The International Monetary Fund has pledged to continue loaning sub-Saharan countries into 2021 after the Bretton Woods body hit Sh1.7 trillion loans over the last six months.
IMF said this year, it released $16 billion in loans and debt relief as emergency assistance but more would be needed since the global financial markets have become too expensive for small economies.
The multilateral lender said the emergency loans to countries like Kenya have put them near limits set by the institution and hence they have temporarily increased annual limits.
“The IMF is stepping up efforts to continue this support in 2021. Many of the countries that have received funding from the IMF have reached, or are approaching, their relevant limits for annual access,” IMF said in ‘Sub-Saharan Africa regional Economic Outlook’.
“So the IMF has temporarily increased these annual limits and has allowed for more frequent disbursements under the Rapid Credit Facility, allowing members to obtain further financial support from the IMF during this extraordinary period.”
In May, the IMF approved a $739 million (Ksh79.3) billion loan to Kenya to help the country fight Covid-19.
They joined the World Bank which gave Kenya’s health ministry Sh5.3 billion ($50 million) and a further Sh106 billion ($1 billion) loan to help fund the budget during the pandemic.
The loans which are usually long term, low interest and have a grace period for payment will help treasury balance its books that lately has seen Kenya use a third of all exports earnings just to service commercial debts.
Kenya has increasingly tapped the foreign commercial markets for loans has come under pressure during repayment since the country relies on getting new loans to repay its principal obligations.
By the end of June 2020 the total cumulative debt service payments to external creditors amounted to Sh223.4billion. This comprised of Sh101.6billion (45.5percent) principal and Sh121.8billion (54.5percent) interest according to the Treasury Budget Review Outlook paper.
The total cumulative debt service payments to external creditors comprised of 54 percent, 33 percent and 13 percent of the total payments to commercial, bilateral and multilateral creditors respectively.
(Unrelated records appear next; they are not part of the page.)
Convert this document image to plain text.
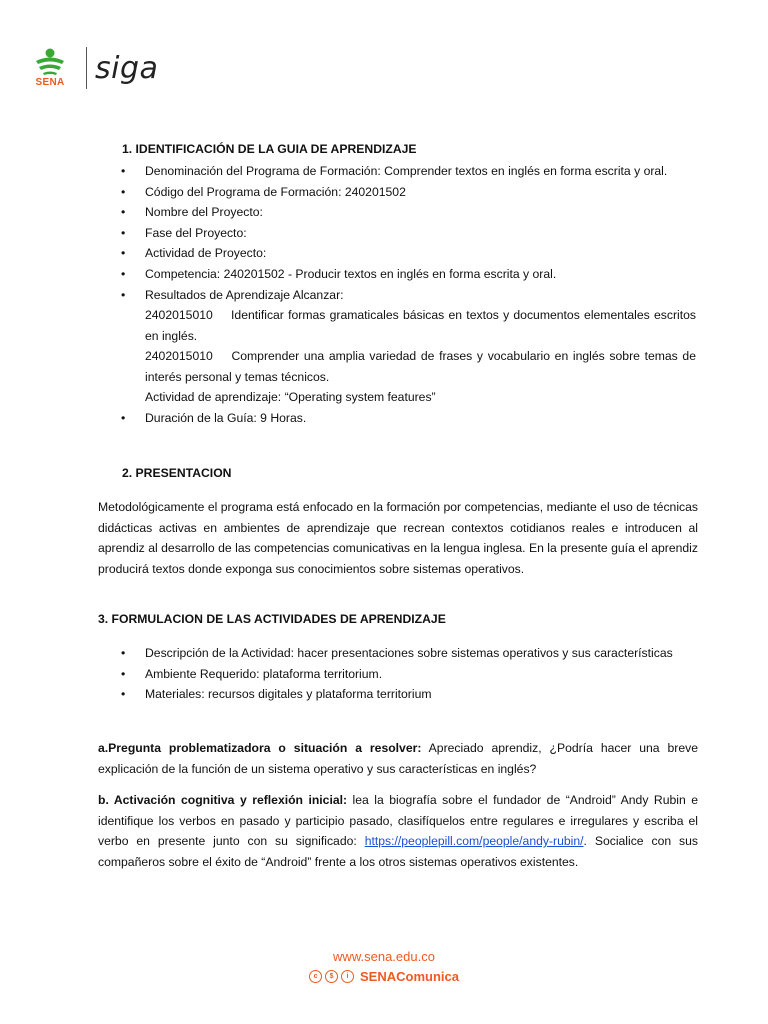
SENA siga

1. IDENTIFICACIÓN DE LA GUIA DE APRENDIZAJE

• Denominación del Programa de Formación: Comprender textos en inglés en forma escrita y oral.
• Código del Programa de Formación: 240201502
• Nombre del Proyecto:
• Fase del Proyecto:
• Actividad de Proyecto:
• Competencia: 240201502 - Producir textos en inglés en forma escrita y oral.
• Resultados de Aprendizaje Alcanzar:
2402015010 Identificar formas gramaticales básicas en textos y documentos elementales escritos en inglés.
2402015010 Comprender una amplia variedad de frases y vocabulario en inglés sobre temas de interés personal y temas técnicos.
Actividad de aprendizaje: “Operating system features”
• Duración de la Guía: 9 Horas.

2. PRESENTACION

Metodológicamente el programa está enfocado en la formación por competencias, mediante el uso de técnicas didácticas activas en ambientes de aprendizaje que recrean contextos cotidianos reales e introducen al aprendiz al desarrollo de las competencias comunicativas en la lengua inglesa. En la presente guía el aprendiz producirá textos donde exponga sus conocimientos sobre sistemas operativos.

3. FORMULACION DE LAS ACTIVIDADES DE APRENDIZAJE

• Descripción de la Actividad: hacer presentaciones sobre sistemas operativos y sus características
• Ambiente Requerido: plataforma territorium.
• Materiales: recursos digitales y plataforma territorium

a.Pregunta problematizadora o situación a resolver: Apreciado aprendiz, ¿Podría hacer una breve explicación de la función de un sistema operativo y sus características en inglés?

b. Activación cognitiva y reflexión inicial: lea la biografía sobre el fundador de “Android” Andy Rubin e identifique los verbos en pasado y participio pasado, clasifíquelos entre regulares e irregulares y escriba el verbo en presente junto con su significado: https://peoplepill.com/people/andy-rubin/. Socialice con sus compañeros sobre el éxito de “Android” frente a los otros sistemas operativos existentes.

www.sena.edu.co
c	$	i SENAComunica
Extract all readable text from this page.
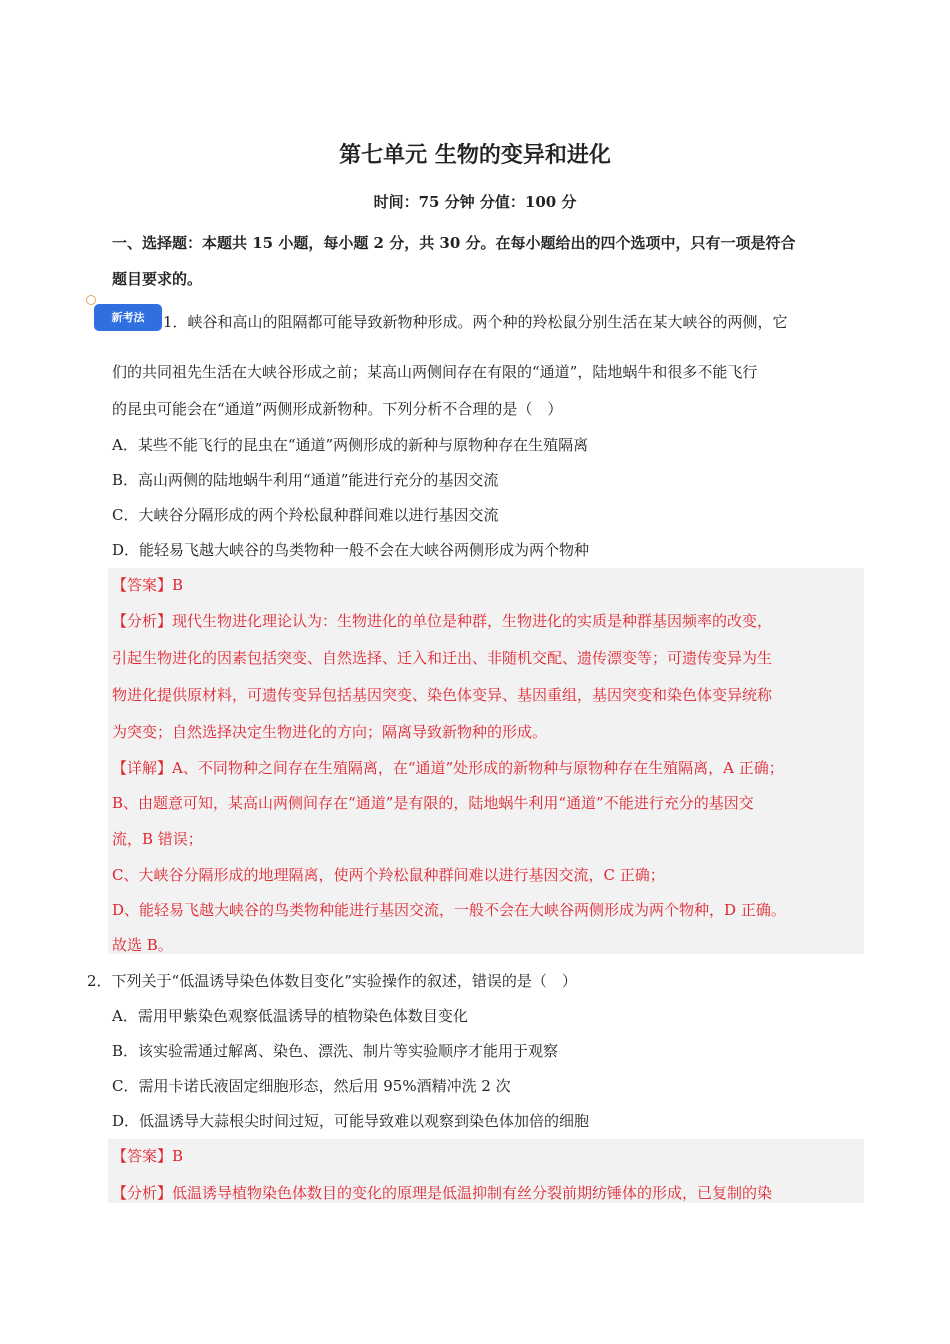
第七单元 生物的变异和进化
时间：75 分钟 分值：100 分
一、选择题：本题共 15 小题，每小题 2 分，共 30 分。在每小题给出的四个选项中，只有一项是符合
题目要求的。
新考法	1．峡谷和高山的阻隔都可能导致新物种形成。两个种的羚松鼠分别生活在某大峡谷的两侧，它
们的共同祖先生活在大峡谷形成之前；某高山两侧间存在有限的“通道”，陆地蜗牛和很多不能飞行
的昆虫可能会在“通道”两侧形成新物种。下列分析不合理的是（　）
A．某些不能飞行的昆虫在“通道”两侧形成的新种与原物种存在生殖隔离
B．高山两侧的陆地蜗牛利用“通道”能进行充分的基因交流
C．大峡谷分隔形成的两个羚松鼠种群间难以进行基因交流
D．能轻易飞越大峡谷的鸟类物种一般不会在大峡谷两侧形成为两个物种
【答案】B
【分析】现代生物进化理论认为：生物进化的单位是种群，生物进化的实质是种群基因频率的改变，
引起生物进化的因素包括突变、自然选择、迁入和迁出、非随机交配、遗传漂变等；可遗传变异为生
物进化提供原材料，可遗传变异包括基因突变、染色体变异、基因重组，基因突变和染色体变异统称
为突变；自然选择决定生物进化的方向；隔离导致新物种的形成。
【详解】A、不同物种之间存在生殖隔离，在“通道”处形成的新物种与原物种存在生殖隔离，A 正确；
B、由题意可知，某高山两侧间存在“通道”是有限的，陆地蜗牛利用“通道”不能进行充分的基因交
流，B 错误；
C、大峡谷分隔形成的地理隔离，使两个羚松鼠种群间难以进行基因交流，C 正确；
D、能轻易飞越大峡谷的鸟类物种能进行基因交流，一般不会在大峡谷两侧形成为两个物种，D 正确。
故选 B。
2．下列关于“低温诱导染色体数目变化”实验操作的叙述，错误的是（　）
A．需用甲紫染色观察低温诱导的植物染色体数目变化
B．该实验需通过解离、染色、漂洗、制片等实验顺序才能用于观察
C．需用卡诺氏液固定细胞形态，然后用 95%酒精冲洗 2 次
D．低温诱导大蒜根尖时间过短，可能导致难以观察到染色体加倍的细胞
【答案】B
【分析】低温诱导植物染色体数目的变化的原理是低温抑制有丝分裂前期纺锤体的形成，已复制的染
The IMF loan comes at a time when concerns have been raised over how Covid-19 funds are being used in Kenya after it was revealed that the country was splashing millions of shillings on non-essentials as well as buying 'tea and snacks' at inflated prices.
A special audit also revealed a Sh7.8 billion tender scam at the Kenya Medical Supplies Authority – KEMSA over the handling of emergency procurement of medical supplies which saw politically connected companies clinch tenders some of which were inflated.
IMF acknowledged the concerns but said many countries have undertaken to put in place enhanced governance measures to track COVID-19-related spending, including independent audits of crisis-related spending and the publication of crisis-related procurement contracts including Kenya, Cameroon, Central African Republic, Chad, Uganda São Tomé and Príncipe.
South Africa, has authorized special units to investigate allegations of the misuse of government funds (South Africa).